Mohammad Abu Obaida
Florida International University
Mohammad Abu Obaida is a Ph.D. candidate at Florida International University’s School of Computing and Information Sciences. He works as a research assistant in the Modeling and Networking Systems Research Group (MNSRG) at FIU, led by Dr. Jason Liu. Obaida received his Bachelor of Science degree in Computer Science and Engineering from Dhaka University of Engineering and Technology (DUET), Bangladesh in January 2012. Obaida has authored and co-authored five research papers, since joining SCIS as a doctoral student in Spring 2013. In Summer 2015, Obaida was a graduate intern at Los Alamos National Laboratory(LANL), NM. Prior to joining FIU, he was employed as a full-time Lecturer at Prime University, Dhaka, Bangladesh.
Parallel application performance predictions offer valuable insight about their actual runs. However, producing high quality predictions for massively parallel applications in complicated and evolving HPC architectures is difficult—even more so when involving large-scale applications and their interactions. Different prediction methods offer different trade-offs between performance and accuracy. In general, the accuracy of performance prediction decreases with growing communication in applications, when interference between the applications and contention on shared physical resources becomes more pronounced. The main challenges of accurate HPC performance prediction include: (1) modeling large-scale computing platforms and interconnection networks, and (2) modeling large-scale application behaviors.
To tackle these challenges, we propose a framework aiming to make accurate and scalable performance predictions using parallel discrete-event simulation with accurate and highly efficient application execution models.
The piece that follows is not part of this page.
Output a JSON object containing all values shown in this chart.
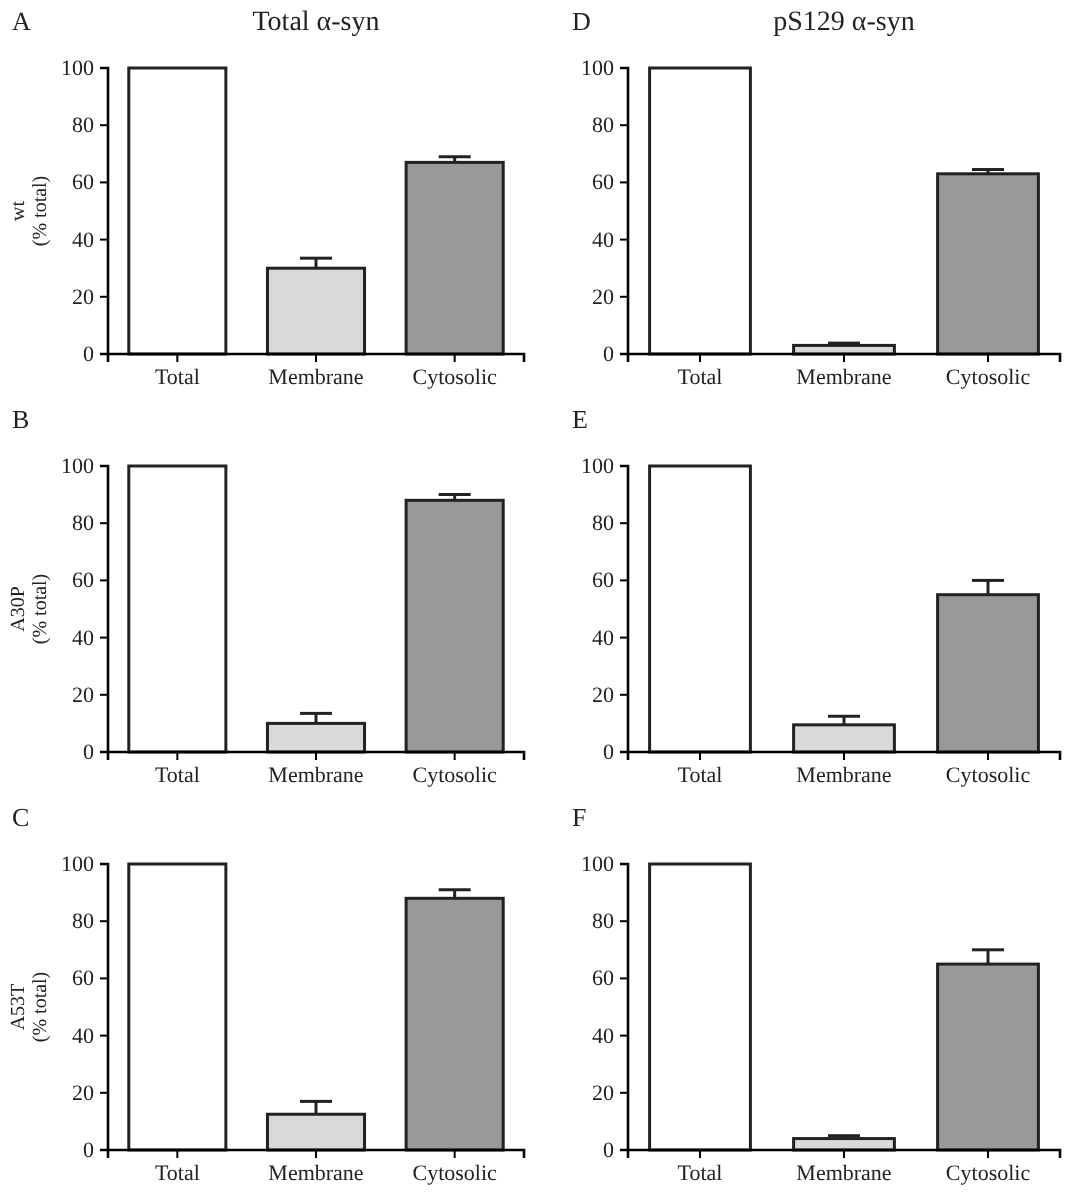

As preliminary work, we first developed a large scale parallel HPC architecture and application workload simulator. The simulator can capture application communication behaviors using detailed models of the message passing interface. In addition, the simulator can capture large-scale HPC workloads as affected by job scheduling, task placement, and inter-application interferences. We also developed PyPassT, an automated tool for building parameterized models for HPC applications using static analysis, which can be used in efficient execution-driven simulation for predicting large-scale application performances.
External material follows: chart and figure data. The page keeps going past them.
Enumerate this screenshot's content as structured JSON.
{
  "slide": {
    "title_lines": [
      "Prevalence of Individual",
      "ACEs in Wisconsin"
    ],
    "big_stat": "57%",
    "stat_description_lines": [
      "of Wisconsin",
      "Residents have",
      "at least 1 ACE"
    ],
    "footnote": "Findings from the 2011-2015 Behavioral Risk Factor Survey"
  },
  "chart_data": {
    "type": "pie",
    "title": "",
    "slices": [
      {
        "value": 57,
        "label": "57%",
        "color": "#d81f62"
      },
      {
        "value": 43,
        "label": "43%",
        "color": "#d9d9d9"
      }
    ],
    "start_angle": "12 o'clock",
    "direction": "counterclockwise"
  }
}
Performance predictions can be error-prone and have low fidelity, especially when modeling irregular application patterns and data dependent runtime dynamics. To model these applications, we propose a method that combines both static analysis and dynamic instrumentation and can automatically build parallel application execution models. The proposed method focuses on a partial evaluation model of the target application, which can be subsequently executed at small scale. Using dynamic instrumentation, we expect to eliminate important data dependencies of the previously parameterized models from static analysis and may thus render more accurate performance predictions.